Seulement si vous avez déjà vu Fushimi Inari, Arashiyama et au moins un temple de Kyoto — et qu'il vous reste une demi-journée. Le parc aux cerfs de Nara est mémorable, mais les 45 minutes de trajet dans chaque sens transforment une « petite matinée » en journée entière de transport. Sur un voyage de 5 jours, Nara est à couper.

Quelle configuration d'aéroport économise le plus de temps ?

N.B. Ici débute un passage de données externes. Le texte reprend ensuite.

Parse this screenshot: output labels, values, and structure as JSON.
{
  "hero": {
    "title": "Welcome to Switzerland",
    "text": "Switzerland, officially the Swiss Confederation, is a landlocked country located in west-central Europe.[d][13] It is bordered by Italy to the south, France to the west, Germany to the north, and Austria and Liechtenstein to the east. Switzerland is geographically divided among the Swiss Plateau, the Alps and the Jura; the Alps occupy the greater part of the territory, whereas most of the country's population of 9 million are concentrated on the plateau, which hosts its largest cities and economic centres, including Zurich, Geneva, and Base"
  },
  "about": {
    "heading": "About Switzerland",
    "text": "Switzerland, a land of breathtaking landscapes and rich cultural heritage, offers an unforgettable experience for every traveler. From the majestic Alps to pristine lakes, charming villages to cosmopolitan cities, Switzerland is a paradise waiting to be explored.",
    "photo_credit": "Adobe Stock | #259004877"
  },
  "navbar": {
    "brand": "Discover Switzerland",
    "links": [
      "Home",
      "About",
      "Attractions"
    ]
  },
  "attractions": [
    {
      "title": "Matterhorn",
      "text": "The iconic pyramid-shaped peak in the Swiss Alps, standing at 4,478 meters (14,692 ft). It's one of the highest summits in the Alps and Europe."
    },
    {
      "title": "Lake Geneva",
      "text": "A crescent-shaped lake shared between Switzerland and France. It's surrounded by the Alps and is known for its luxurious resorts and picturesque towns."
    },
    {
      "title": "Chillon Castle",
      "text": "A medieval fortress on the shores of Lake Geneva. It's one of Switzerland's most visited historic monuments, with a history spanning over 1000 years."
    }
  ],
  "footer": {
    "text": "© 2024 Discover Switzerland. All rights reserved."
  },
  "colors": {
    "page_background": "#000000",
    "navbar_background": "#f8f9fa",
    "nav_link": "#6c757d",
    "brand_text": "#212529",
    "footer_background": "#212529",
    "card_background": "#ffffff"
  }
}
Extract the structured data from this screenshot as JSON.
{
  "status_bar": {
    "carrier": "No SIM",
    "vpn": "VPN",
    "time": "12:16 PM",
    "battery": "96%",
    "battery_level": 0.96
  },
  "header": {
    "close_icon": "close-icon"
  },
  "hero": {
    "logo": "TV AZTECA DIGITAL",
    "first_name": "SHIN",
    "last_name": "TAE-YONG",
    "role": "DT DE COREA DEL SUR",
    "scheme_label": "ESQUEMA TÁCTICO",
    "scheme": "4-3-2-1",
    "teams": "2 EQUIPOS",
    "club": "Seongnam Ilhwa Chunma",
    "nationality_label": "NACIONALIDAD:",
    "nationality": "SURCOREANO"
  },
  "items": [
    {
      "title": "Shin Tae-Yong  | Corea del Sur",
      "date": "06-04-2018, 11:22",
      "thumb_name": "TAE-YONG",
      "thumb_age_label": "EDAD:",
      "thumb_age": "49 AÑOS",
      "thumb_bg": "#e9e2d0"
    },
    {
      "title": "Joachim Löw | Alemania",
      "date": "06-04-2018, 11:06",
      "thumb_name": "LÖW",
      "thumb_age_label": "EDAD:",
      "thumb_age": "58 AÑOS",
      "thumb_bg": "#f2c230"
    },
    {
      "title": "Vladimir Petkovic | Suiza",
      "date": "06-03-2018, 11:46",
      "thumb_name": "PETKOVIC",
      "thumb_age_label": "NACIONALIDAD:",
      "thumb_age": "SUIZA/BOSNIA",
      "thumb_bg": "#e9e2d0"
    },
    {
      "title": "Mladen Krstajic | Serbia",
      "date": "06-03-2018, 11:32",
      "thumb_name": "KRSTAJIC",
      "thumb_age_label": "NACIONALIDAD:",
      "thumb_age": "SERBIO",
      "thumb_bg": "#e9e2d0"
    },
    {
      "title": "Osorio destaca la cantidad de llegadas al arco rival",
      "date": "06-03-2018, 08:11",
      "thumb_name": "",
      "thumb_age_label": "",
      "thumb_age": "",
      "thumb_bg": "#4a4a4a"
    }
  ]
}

Arrivez à Tokyo (Narita ou Haneda) et repartez d'Osaka (Kansai International ou Itami) — une réservation en « circuit ouvert » (open-jaw). Cela évite le Shinkansen retour vers votre aéroport d'arrivée et revient généralement au même prix, voire moins cher, chez les grandes compagnies aériennes.

Quelle est la meilleure période pour cet itinéraire ?

Avril (cerisiers en fleurs, deux premières semaines) et novembre (feuillage automnal, mi-mois) sont les pics touristiques — magnifiques mais bondés et chers. Moins de monde avec un temps agréable : mi-mai, fin septembre ou début octobre. L'été (juillet-août) est chaud, humide et très fréquenté. Janvier-février est froid mais offre les tarifs hôteliers les plus bas de l'année.

Où loger à Kyoto — près de la gare ou près de Gion ?

Près de la gare si vous privilégiez la commodité des transports (accès rapide à l'aéroport, embarquement facile en Shinkansen, hub JR/métro). Près de Gion ou Kawaramachi si vous privilégiez l'accès à pied aux temples et l'atmosphère du quartier historique le soir. Les deux zones proposent toutes les gammes de prix, des auberges de jeunesse aux ryokan traditionnels.